To drive your creativity in painting miniature, try these limitations:
- Use a single brush for everything. I use a size #2 synthetic pointed round like this one for everything when I feel the need to simplify my workflow and remember to the basics.
- Restrict your color palette. I tend to recommend to speed painters to use less than 5 colors. Or, for an extra challenge, don’t use any neutral colors at all, like black or white.
- Don’t use pre-made washes. I know the temptation to fall back on washes, especially the Citadel shades, which are easy to use and produce great results without a lot of effort. But, overusing washes can make you lazy, or worse, be very boring. Try making your own thinned washes with inks or oil paints.

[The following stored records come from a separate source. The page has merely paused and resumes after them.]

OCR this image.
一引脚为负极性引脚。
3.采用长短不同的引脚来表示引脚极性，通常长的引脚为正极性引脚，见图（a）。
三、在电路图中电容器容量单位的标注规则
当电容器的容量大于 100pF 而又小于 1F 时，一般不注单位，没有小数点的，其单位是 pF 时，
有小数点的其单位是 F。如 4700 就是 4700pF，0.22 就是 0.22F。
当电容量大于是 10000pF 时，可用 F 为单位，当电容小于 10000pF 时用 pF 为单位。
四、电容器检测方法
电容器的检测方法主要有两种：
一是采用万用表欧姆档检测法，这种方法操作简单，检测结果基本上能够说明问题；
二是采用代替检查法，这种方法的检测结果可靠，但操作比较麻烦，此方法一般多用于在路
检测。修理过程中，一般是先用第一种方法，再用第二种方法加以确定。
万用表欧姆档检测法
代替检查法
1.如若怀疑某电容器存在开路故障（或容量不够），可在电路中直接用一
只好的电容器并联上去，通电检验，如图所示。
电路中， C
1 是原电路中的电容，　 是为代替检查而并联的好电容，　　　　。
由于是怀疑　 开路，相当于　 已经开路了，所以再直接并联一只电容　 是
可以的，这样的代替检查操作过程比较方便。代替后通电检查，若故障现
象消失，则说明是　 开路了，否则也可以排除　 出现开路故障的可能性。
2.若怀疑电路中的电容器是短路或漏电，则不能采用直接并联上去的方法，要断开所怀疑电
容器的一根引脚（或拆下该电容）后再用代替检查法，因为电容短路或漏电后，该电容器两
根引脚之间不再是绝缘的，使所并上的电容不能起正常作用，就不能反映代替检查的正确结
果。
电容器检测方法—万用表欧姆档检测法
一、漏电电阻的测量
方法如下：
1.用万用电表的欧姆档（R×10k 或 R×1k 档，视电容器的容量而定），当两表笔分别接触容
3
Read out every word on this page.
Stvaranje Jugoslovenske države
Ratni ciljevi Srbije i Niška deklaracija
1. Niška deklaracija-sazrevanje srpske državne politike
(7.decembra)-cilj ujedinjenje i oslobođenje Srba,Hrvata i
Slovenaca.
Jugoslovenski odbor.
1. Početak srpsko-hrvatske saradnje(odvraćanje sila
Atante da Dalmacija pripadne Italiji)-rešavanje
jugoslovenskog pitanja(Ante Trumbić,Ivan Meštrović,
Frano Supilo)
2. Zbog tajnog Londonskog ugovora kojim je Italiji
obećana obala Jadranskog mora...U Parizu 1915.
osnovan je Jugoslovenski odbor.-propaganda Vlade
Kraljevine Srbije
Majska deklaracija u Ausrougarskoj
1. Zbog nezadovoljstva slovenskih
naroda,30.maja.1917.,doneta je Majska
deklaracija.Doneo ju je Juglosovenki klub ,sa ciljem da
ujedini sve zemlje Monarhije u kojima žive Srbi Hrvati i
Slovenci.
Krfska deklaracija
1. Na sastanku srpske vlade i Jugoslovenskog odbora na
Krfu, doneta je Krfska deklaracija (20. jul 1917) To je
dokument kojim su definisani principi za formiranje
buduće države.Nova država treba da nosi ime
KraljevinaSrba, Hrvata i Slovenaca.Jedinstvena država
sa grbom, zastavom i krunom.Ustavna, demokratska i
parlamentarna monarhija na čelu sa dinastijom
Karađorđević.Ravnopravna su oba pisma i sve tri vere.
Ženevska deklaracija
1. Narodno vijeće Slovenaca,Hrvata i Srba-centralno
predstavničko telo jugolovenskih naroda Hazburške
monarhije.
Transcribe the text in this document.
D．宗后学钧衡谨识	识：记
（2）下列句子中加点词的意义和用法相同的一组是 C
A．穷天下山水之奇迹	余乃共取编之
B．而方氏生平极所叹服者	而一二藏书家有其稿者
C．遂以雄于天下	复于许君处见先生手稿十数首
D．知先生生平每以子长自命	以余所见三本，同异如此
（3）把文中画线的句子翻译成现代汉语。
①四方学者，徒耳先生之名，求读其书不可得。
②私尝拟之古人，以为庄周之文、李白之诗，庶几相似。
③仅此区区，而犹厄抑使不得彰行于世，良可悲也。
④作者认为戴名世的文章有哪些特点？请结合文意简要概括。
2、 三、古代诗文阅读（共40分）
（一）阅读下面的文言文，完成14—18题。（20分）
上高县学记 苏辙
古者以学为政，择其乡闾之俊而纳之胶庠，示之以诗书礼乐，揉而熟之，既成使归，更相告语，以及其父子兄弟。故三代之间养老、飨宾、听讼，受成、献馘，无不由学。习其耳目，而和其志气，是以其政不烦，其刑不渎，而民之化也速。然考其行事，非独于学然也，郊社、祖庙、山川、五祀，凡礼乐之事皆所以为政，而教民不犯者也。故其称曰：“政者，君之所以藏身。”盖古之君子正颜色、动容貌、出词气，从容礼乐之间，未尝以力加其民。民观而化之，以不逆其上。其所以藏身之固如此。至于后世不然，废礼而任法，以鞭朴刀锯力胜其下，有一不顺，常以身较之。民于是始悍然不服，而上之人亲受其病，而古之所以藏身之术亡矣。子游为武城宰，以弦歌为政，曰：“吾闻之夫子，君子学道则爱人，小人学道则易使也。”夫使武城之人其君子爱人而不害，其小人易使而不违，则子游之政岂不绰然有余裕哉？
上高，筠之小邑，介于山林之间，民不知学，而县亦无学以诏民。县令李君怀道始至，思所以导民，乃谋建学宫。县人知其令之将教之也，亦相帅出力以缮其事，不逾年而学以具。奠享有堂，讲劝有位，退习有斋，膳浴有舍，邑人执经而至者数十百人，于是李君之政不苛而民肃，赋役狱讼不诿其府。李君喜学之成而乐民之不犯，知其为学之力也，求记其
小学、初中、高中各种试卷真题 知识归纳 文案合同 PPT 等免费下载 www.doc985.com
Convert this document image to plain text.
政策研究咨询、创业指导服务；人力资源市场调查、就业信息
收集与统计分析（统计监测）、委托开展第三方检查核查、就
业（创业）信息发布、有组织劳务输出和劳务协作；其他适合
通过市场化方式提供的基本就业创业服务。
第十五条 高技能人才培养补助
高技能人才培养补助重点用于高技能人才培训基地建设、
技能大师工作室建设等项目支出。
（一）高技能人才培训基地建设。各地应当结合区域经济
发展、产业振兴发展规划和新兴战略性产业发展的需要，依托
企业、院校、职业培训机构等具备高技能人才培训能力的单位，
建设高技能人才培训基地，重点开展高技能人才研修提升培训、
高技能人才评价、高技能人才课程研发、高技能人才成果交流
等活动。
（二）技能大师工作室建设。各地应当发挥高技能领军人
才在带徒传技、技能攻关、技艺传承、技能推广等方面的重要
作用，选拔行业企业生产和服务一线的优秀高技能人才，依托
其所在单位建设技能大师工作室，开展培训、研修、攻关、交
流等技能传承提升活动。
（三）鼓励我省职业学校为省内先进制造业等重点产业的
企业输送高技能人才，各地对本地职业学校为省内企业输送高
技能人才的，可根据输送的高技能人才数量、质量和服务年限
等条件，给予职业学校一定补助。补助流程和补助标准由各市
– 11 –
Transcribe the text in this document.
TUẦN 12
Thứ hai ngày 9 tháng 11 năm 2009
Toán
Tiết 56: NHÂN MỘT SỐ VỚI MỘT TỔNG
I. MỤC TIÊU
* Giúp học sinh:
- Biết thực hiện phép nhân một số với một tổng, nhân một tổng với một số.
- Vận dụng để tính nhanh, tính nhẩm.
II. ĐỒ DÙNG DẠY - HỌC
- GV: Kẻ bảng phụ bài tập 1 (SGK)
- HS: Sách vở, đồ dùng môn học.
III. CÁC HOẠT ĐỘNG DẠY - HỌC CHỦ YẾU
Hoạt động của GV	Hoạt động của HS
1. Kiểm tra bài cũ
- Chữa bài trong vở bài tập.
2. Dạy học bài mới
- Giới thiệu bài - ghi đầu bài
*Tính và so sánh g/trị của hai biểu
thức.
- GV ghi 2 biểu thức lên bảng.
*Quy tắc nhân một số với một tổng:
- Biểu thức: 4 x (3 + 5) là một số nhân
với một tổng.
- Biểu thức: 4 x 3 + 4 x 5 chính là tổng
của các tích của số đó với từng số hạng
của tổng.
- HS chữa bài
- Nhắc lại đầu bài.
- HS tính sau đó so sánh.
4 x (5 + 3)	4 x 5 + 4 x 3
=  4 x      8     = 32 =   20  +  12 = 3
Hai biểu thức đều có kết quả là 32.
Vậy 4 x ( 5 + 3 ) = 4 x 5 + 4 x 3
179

- Speed paint. Take 10 models, e.g., simple trooper models or board game miniatures, and try and finish painting all of them in under 2 hours. Here are a few tips to help get you started with speed painting miniatures.
How do you know you’re improving?
The idea that you’ll notice yourself improving is a paradox.
If you’re truly into your art, miniature painting, whatnot, then you won’t even care whether you’re “improving”. Your mind, body, and spirit are so absorbed into the creative endeavor, you’ll have no room in yourself to know that you’re getting better.
You are in flow.
Only when you stop, take a step back, and look in the rear view mirror do you realize how far you’ve come. You have to take a pause, a hiatus, to see what you’ve accomplished.
And, that is the discovery, the thrill, that I look for in my approach with creating things, e.g., a prized painting, a special photograph, or a piece of hard-earned writing.
Forget scientific data. Remember, your experience can’t be measured.
Look. At the end of the day, miniature painting isn’t a numbers game.
You’re not trying to get from point “A” to point” B”.
There’s not Excel spreadsheet telling you how to add up all the gains and losses to a final bottomline.
No… art is about you. It’s your experience in the process. Remember to keep your ideas and work simple and you’ll enjoy whatever you’re doing a lot more.
“Protect your highlights. Embrace your shadows.”Sean Tucker
You’re going to have ups and downs. You’re going to feel great and lousy, and there’s nothing you can do about it.
Instead, you should protect and cherish your achievements, and accept defeat.
The light and dark go together.
Life is not black and white, some say. But, really, it’s not a grey middle either.
Protect your highlights. Embrace your shadows.
If you’re looking to improve your art, miniature painting, whatever you prefer, then keep it simple. I’ve watched a young child draw with crayons for an hour, enthralled by the “mess” he was creating. In his mind, however, worlds collide and emerge unscathed.
The simplicity of basic creation is something we should all remember.
When you’re stuck in a rut, go back to the beginning. Simplify everything.